Это было давно, лѣтъ тридцать тому назадъ. Я тогда еще былъ холостъ и въ то время служилъ въ Б. Этотъ городокъ въ то время былъ немного больше захудалаго мѣстечка, хотя жилось весело. 6 декабря, помню, какъ сегодня, я собрался къ одному помѣщику, хорошему моему знакомому, верстъ за 12 отъ города.

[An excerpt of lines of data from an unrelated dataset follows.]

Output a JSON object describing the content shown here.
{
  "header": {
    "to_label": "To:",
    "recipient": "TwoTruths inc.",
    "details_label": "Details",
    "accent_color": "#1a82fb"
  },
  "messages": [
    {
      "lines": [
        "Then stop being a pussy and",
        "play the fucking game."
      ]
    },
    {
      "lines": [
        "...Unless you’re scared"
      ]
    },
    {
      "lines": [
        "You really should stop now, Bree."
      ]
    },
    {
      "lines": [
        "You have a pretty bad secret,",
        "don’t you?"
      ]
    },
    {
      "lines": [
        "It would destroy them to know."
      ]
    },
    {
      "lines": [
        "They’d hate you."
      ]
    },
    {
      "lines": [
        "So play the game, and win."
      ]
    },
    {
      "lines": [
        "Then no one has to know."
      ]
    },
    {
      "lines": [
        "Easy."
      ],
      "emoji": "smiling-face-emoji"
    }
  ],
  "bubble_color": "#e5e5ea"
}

Онъ былъ большой руки охотникъ, хлѣбосолъ, имянины устраивалъ веселыя и народу наѣзжало много: изъ города, сосѣди, тьма барышень, дамъ... Почистилъ это я ружье, купилъ пороху, дроби тамъ, табаку, наполнилъ фляжки, однимъ словомъ снарядился. Послѣ имянинъ должна была быть устроена облава. Ну, послалъ тамъ за почтовыми и поѣхалъ. Снѣгъ выпалъ въ томъ году ровный, дорога накатаная. Морозило. Ну, да одѣть я былъ тепло: валеные сапоги, хорошая шуба и бурка съ капюшономъ. Ѣзды-то часа полтора всего. Выѣхалъ послѣ обѣда, Завозился. Къ вечеру стало порошить. Стемнѣло. Дорогу быстро засыпало, да и мятелица поднялась порядочная, но зналъ я дорогу, какъ пять пальцевъ своихъ: ровная, посрединѣ лѣсокъ. Ѣдемъ мы это съ ямщикомъ, поднялъ воротникъ, сижу... въ шубѣ-то мнѣ тепло. Бренчитъ колокольчикъ. Отъѣхали изрядно, какъ, вдругъ, дзинь и стали.
— Что тамъ такое?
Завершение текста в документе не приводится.